Evaluating Custom Agents

What is a custom agent?

VS Code custom agents are specialized AI personas defined in .agent.md files. They extend VS Code’s Copilot with custom instructions, tool constraints, and behavioral guidelines. Unlike general skills, agents can specify which tools they’re allowed to use, define model preferences, and coordinate with other agents through handoffs.

For details on creating custom agents in VS Code, see the VS Code custom agents documentation.

Key differences from SKILL.md

Waza treats .agent.md files as first-class evaluation targets, just like SKILL.md. The key differences:

Aspect	SKILL.md	.agent.md
Purpose	Define reusable Copilot skills	Define custom VS Code agent personas
Frontmatter fields	name, description, triggers	name, description, tools, model, handoffs, mcp-servers, agents
Tool usage	No built-in constraint	Declares allowed tools in `tools:` field
Auto constraints	Manual `tool_constraint` grader needed	Implicit `tool_constraint` auto-injected if `tools:` field present
When both exist	SKILL.md takes priority in same directory	.agent.md evaluated only if SKILL.md absent

Quick start

1. Run the example

Waza includes a complete security-reviewer agent example:

waza run examples/custom-agent/eval.yaml -v

This evaluates a custom security-reviewer agent with tasks covering code review, vulnerability detection, and compliance checking.
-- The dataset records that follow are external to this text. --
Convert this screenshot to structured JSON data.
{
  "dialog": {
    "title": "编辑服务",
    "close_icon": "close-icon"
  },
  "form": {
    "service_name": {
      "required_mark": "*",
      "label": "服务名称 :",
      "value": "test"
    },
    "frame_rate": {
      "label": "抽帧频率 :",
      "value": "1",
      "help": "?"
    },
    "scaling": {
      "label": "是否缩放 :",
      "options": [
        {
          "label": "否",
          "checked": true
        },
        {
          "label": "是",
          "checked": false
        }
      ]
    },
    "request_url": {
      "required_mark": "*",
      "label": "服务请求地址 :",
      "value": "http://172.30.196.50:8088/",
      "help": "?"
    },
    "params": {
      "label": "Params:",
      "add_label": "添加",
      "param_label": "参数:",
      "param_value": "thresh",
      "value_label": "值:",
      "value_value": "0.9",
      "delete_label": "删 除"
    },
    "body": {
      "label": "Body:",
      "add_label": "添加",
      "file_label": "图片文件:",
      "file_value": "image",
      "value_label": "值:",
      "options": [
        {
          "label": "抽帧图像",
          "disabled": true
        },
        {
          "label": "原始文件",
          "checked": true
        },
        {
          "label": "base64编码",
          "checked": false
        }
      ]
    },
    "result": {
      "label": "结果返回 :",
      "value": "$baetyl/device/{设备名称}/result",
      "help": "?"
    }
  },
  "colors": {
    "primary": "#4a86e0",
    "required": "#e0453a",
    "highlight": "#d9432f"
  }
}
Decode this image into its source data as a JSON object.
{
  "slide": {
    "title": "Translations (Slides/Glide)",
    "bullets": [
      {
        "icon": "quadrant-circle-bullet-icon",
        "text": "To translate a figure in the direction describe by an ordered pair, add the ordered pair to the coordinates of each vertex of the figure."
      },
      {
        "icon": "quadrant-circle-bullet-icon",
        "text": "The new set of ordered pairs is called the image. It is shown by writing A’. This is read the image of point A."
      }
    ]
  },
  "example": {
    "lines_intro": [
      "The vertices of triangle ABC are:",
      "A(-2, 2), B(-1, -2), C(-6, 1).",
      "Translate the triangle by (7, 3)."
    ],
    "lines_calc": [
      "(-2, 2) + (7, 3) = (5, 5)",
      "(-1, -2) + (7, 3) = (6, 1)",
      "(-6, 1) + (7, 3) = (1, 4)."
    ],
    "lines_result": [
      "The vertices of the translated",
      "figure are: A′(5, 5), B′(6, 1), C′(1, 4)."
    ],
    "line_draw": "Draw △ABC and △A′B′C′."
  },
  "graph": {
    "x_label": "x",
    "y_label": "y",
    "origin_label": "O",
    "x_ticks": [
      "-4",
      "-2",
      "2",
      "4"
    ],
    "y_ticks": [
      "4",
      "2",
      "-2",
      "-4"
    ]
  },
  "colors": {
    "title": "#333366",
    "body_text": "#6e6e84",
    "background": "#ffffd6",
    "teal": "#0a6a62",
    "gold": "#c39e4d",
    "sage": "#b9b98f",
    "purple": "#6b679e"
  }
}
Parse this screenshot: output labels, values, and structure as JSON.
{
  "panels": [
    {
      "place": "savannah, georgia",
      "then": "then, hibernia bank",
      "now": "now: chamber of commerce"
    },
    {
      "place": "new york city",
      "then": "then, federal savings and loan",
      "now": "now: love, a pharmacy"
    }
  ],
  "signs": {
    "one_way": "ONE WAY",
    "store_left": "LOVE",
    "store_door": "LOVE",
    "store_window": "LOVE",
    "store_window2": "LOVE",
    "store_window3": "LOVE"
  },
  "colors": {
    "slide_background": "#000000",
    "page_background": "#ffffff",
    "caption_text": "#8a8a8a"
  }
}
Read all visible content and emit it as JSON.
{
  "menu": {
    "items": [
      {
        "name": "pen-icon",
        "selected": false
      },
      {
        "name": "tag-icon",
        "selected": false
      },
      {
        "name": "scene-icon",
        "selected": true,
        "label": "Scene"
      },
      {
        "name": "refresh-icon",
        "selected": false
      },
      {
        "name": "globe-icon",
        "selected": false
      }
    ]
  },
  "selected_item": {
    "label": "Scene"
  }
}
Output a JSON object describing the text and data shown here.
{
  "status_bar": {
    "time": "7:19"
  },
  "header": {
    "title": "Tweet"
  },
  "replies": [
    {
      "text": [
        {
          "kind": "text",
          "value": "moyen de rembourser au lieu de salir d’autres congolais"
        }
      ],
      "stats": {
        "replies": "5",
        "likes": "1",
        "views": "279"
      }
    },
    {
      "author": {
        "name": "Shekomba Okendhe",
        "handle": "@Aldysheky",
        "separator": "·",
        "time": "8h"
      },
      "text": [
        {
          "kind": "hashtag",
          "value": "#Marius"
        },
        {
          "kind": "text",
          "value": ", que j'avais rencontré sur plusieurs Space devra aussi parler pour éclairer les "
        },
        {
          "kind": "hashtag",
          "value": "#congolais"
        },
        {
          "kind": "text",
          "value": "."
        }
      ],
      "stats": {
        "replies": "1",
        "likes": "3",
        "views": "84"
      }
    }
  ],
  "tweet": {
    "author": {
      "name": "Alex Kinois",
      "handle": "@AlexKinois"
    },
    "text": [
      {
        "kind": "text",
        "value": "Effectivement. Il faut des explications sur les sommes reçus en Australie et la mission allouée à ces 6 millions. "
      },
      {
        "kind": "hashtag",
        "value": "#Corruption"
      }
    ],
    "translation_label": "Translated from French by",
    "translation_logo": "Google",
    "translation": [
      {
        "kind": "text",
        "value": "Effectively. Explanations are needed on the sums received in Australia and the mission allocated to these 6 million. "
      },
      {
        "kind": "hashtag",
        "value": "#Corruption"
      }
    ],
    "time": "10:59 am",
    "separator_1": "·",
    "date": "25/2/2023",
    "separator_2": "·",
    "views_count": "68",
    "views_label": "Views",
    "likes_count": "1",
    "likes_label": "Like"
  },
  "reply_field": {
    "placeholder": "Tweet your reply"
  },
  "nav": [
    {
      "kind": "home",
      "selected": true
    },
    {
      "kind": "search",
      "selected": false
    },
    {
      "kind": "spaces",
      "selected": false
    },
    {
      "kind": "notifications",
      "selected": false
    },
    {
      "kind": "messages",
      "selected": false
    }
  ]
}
2. Point waza at your agent

Create an eval.yaml:

name: my-agent-eval
description: Evaluating my custom agent
skill: my-agent  # Points to my-agent.agent.md in the same directory
version: "1.0"

config:
  model: claude-sonnet-4.6
  timeout_seconds: 300

graders:
  - type: text
    name: identifies_issues
    config:
      regex_match:
        - "(?i)(bug|issue|security|error)"

tasks:
  - "tasks/*.yaml"

3. Run it

waza run eval.yaml -v

Waza discovers your my-agent.agent.md, parses its frontmatter, and auto-injects a tool_constraint grader if your agent declares a tools: field.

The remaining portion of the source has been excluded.